- Associated Press - Saturday, July 23, 2016

HELENA, Mont. (AP) - The rhythmic drumbeat grew louder from across the water.

In the distance the paddles rose and splashed, propelling the canoe up to racing speed before settling into the cadence. As they passed the docks on Hauser Reservoir, the paddlers dug deep for a six-count before scaling back, shouting commands and encouragement before digging in again.

“The hardest thing about dragon boat racing is learning how to cooperate, forget you’re an individual and become one,” said Phil Cohea, who steered from the stern. “It’s like being in a band.”

Associated with the Helena Outdoor Club, paddlers meet twice a week to practice their skills for the upcoming dragon boat races on Flathead Lake Sept. 10-13. Helena has fielded a team the past two years, but with a growing local interest, will send one women’s and one mixed team to the big race on the big lake.

They haven’t quite decided on team names yet, reported the Independent Record (https://bit.ly/29Fya9y).

“We were actually short that first year, and we had some folks from Canada row with us,” said Jo Anne Thun. “That taught us a lot about dragon boat racing - that it’s not all about competition, but people interacting between teams and helping each other.”

The Flathead races are a lot of fun and take on a bit of a party-like atmosphere, she said.

Dragon boating uses a long, slender design complete with a dragon on the bow. A drummer sits up front, followed by pairs of paddlers 10 deep and a paddler on the stern acting as a rudder. Dragon boats date back more than 2,000 years in southern China, according to the International Dragon Boat Federation, with popularity growing in the last 25 years across other continents.

Paddling takes near perfect coordination between pairs, said Sandy Standley, beating the drum and giving instructions. Paddlers need core strength to maintain stamina during lengthy races with long strokes and concentration on form.

“I love it,” said first-year paddler Judy Fay. “I was watching it and now I have the opportunity to get into the boat, and that’s been great.”

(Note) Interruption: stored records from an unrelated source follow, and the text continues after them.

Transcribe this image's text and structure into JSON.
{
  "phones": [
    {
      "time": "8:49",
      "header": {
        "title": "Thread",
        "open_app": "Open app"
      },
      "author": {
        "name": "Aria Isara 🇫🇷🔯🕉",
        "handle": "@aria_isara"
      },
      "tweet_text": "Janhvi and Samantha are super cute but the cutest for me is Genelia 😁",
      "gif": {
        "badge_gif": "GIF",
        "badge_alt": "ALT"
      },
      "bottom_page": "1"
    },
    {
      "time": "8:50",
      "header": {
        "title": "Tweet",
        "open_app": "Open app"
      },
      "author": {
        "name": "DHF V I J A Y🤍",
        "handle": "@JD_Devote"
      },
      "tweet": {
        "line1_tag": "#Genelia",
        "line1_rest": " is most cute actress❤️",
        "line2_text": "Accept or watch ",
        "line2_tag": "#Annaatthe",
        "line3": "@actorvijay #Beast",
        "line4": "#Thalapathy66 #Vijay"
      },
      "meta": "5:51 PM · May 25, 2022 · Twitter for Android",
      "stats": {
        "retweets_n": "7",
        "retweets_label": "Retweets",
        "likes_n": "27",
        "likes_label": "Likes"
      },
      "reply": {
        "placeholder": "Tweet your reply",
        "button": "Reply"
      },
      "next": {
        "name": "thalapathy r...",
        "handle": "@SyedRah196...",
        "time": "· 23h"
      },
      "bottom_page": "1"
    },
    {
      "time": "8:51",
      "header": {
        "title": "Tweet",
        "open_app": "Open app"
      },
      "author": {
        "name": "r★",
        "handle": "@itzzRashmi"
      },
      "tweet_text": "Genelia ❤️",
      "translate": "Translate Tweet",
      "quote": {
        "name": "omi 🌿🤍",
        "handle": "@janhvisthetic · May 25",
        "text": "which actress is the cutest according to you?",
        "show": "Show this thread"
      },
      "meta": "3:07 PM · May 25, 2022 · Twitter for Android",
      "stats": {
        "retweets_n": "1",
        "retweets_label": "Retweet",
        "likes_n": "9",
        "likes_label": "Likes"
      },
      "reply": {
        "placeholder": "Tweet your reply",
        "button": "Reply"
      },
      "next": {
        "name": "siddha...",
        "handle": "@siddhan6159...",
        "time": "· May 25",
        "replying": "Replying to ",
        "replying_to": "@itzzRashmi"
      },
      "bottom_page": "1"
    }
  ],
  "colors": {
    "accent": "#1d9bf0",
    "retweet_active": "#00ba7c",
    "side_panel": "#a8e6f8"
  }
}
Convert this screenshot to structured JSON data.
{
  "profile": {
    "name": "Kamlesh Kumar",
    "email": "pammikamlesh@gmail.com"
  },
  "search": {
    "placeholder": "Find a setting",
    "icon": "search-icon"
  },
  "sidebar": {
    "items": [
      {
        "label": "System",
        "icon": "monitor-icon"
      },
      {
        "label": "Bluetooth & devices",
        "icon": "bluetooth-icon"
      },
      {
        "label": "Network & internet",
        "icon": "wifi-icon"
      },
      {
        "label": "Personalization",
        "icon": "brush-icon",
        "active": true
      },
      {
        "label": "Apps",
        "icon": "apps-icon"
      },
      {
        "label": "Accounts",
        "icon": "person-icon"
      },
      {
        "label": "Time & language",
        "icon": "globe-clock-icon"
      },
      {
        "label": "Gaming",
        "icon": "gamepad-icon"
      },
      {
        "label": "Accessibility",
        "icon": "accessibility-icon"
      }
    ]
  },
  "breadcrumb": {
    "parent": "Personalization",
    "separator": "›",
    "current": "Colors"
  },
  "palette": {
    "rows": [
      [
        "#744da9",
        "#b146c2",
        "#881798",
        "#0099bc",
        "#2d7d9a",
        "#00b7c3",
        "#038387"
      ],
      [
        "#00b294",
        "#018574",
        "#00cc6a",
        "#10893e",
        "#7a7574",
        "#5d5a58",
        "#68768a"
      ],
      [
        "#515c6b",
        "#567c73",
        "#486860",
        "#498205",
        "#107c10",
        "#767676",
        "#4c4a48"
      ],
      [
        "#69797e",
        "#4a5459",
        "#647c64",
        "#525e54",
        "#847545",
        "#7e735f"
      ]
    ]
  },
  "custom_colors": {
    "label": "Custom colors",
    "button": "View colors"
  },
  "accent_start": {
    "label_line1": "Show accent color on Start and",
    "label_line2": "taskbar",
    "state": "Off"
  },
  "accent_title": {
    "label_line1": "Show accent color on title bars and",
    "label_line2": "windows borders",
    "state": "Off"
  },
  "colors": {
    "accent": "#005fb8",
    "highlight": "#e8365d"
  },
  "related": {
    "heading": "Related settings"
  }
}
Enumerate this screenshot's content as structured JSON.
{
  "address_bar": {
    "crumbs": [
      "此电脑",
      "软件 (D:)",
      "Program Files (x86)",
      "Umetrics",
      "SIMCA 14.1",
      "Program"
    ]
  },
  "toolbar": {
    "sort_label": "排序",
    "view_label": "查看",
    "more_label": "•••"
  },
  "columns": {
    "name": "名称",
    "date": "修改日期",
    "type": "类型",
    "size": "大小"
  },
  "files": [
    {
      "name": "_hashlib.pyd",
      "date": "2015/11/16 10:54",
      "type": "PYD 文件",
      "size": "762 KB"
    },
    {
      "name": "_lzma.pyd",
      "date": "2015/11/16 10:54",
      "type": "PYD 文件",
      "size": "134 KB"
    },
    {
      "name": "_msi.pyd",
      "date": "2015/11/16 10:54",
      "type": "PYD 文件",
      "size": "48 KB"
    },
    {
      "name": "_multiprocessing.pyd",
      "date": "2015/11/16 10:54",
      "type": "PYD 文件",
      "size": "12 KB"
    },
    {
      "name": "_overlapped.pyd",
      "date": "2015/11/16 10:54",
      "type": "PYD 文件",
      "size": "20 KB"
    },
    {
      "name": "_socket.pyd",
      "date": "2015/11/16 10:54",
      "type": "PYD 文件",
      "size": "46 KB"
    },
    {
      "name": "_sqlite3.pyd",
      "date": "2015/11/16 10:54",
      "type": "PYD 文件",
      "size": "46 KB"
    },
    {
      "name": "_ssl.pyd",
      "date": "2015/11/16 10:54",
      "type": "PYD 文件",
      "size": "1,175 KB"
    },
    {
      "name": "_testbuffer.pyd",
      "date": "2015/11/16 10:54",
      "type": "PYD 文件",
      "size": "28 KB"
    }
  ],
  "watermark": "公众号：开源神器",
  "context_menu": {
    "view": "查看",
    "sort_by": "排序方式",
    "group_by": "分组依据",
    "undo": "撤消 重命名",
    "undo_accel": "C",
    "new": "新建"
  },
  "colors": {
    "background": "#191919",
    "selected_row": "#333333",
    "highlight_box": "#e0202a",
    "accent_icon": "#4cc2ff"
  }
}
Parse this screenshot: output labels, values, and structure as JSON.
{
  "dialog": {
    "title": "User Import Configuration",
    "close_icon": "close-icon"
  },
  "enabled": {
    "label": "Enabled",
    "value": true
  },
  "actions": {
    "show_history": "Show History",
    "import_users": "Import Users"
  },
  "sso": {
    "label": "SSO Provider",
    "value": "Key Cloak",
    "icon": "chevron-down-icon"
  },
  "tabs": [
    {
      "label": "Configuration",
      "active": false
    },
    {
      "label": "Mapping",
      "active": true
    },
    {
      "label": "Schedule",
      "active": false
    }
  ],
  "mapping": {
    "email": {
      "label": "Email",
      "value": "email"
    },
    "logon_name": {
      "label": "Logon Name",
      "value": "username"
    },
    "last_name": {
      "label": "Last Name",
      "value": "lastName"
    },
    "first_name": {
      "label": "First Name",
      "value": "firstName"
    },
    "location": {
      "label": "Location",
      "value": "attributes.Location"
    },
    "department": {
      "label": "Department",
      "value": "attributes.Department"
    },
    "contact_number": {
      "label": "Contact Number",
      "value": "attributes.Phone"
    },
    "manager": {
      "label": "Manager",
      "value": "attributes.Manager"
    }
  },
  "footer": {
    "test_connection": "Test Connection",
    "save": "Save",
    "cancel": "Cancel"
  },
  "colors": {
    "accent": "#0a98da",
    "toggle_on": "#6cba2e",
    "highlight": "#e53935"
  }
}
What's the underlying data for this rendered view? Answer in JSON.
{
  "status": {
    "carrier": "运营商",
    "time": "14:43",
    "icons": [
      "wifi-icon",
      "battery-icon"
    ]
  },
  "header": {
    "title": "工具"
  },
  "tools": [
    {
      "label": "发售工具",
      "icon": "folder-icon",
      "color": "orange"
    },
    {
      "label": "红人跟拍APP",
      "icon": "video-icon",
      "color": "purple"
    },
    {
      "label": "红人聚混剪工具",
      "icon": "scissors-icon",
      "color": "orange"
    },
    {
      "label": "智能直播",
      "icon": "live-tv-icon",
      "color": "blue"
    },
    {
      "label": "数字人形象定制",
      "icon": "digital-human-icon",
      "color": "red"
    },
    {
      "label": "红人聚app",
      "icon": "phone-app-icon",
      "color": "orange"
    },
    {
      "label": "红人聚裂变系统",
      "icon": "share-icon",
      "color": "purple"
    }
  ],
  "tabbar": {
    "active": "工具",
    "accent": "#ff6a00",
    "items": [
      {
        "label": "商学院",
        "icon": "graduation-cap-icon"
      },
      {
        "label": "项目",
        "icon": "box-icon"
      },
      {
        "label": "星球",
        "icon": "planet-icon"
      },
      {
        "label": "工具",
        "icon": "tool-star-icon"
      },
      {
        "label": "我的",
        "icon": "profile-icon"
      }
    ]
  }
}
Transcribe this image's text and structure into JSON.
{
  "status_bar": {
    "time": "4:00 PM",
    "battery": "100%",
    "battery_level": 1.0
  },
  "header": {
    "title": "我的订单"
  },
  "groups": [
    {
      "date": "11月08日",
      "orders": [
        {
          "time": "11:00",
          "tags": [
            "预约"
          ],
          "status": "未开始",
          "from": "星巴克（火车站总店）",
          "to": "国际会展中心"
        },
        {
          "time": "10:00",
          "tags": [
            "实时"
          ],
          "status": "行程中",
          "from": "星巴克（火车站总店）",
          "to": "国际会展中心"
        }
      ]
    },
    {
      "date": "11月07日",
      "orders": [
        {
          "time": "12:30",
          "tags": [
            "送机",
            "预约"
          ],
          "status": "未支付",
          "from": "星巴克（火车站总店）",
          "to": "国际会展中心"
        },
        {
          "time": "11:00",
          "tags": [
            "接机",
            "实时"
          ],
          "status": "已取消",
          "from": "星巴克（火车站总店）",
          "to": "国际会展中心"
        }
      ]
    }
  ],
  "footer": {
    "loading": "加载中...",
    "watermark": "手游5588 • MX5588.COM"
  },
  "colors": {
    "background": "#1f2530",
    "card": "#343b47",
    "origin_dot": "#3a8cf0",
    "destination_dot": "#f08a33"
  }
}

Dragon boat racing requires a vessel. At Flathead Lake the organizers provide the boat, but the budding Helena racers make do for practice with an old canoe that limits the number of paddlers and means practices must be held on two different nights.

“It’s a lot of money for our own boat - between $5,000 and $11,000 - but that’s our goal,” Thun said.

Thun launched a GoFundMe page to raise money for a boat, and the club is also hoping to attract some sponsors.

While teams have been set for this year, the club welcomes anyone who would like to give dragon boat racing a try to meet for practice at Lakeside Marina at 6:30 p.m. on Monday or Thursday. If interest continues to grow, a third team could be on the water for next year, Thun said.

“That’s our big vision for the world. I’d like to see us have some expeditions and maybe even a dragon boat race out here one day,” she said, gesturing to the waters of Hauser.